Diferenças na percepção de características como taninos, acidez, amargor e álcool ajudam a explicar por que algumas pessoas apreciam determinados estilos de vinho, enquanto outras preferem perfis completamente diferentes.
A ciência utiliza o termo “preferência gustativa” para descrever essas diferenças na forma como o cérebro percebe os sabores. Parte dessa variação está relacionada aos genes ligados aos receptores de sabor, tornando algumas pessoas mais sensíveis a determinadas sensações.

Entre os exemplos mais conhecidos estão os chamados “super tasters”, grupo formado por pessoas com maior quantidade de papilas gustativas e elevada sensibilidade aos sabores.
Para esses indivíduos, vinhos tintos muito tânicos podem parecer mais agressivos, enquanto bebidas como café e alguns vegetais podem apresentar amargor mais intenso. Já outras pessoas podem perceber essas mesmas características de forma mais suave.
Especialistas também apontam que a genética não é o único fator envolvido na construção do paladar.
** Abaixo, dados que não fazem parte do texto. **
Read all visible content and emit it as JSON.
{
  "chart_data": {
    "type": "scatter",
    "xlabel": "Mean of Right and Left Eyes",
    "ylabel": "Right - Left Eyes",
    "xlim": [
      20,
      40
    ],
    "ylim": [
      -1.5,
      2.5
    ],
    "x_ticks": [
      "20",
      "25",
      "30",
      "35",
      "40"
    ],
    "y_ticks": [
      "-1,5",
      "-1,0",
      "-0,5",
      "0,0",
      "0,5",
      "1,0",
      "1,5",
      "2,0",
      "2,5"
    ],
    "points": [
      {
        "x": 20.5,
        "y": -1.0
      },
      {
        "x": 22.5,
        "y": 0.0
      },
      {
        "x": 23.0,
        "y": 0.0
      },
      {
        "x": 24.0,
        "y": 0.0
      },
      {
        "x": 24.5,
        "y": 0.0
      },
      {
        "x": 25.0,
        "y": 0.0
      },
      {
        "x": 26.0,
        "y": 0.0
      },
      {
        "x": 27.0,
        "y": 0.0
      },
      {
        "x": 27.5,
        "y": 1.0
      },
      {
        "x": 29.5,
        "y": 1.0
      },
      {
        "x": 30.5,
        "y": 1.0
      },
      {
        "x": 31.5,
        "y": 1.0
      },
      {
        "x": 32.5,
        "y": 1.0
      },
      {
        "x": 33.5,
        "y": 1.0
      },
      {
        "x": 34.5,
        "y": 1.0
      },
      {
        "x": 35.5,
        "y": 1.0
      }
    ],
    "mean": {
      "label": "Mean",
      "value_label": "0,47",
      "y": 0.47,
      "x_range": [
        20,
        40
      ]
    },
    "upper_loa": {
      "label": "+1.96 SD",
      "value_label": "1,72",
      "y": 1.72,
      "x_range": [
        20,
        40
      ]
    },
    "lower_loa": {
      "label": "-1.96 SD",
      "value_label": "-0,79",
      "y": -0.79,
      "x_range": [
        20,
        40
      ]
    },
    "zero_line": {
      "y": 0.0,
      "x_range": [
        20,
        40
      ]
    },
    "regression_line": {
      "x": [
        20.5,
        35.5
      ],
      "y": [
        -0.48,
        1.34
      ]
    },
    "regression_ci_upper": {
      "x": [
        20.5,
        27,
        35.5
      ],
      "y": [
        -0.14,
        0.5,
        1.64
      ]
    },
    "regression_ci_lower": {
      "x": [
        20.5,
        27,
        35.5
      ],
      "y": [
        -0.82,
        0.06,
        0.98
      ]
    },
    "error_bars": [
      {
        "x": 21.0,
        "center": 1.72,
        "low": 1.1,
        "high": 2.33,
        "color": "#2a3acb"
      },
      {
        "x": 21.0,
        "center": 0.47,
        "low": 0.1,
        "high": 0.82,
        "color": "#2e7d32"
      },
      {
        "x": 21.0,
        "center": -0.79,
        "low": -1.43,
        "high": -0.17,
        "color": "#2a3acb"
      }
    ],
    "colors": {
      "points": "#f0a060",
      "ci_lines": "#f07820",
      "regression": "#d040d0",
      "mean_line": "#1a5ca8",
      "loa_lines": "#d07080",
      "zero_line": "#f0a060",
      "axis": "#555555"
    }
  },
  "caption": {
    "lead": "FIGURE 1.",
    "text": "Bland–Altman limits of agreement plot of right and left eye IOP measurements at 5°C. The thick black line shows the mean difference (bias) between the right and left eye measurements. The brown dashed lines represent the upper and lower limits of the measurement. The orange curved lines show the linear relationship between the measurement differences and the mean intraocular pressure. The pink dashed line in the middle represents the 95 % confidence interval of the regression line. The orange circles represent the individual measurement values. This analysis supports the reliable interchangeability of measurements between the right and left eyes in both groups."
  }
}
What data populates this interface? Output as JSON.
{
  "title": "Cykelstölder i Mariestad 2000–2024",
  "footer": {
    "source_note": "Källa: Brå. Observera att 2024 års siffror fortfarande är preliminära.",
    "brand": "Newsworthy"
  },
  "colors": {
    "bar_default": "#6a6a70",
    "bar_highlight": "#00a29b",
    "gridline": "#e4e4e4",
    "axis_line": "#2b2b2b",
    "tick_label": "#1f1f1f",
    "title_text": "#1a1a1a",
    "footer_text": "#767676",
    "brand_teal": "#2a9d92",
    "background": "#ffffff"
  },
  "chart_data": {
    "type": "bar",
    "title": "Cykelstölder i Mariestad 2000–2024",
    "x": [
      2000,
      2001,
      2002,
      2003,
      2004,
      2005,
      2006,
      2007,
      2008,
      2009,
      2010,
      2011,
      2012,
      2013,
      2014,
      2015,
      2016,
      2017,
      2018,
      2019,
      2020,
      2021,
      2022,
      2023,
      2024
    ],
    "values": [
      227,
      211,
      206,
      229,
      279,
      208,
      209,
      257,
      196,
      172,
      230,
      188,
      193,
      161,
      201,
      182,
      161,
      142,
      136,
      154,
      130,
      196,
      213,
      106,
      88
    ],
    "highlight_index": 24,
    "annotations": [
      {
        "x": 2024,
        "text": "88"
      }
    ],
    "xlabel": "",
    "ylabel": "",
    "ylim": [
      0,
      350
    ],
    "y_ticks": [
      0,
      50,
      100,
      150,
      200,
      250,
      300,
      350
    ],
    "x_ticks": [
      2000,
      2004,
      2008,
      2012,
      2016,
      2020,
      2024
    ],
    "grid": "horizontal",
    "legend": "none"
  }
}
Cultura, memória afetiva, experiências, hábitos alimentares e treino sensorial contribuem para a forma como cada indivíduo se relaciona com os sabores.
Por isso, um mesmo vinho pode ser considerado elegante por uma pessoa e mais duro por outra. No universo da degustação, essas diferentes percepções fazem parte da experiência e reforçam que o gosto pessoal também desempenha papel importante na apreciação da bebida.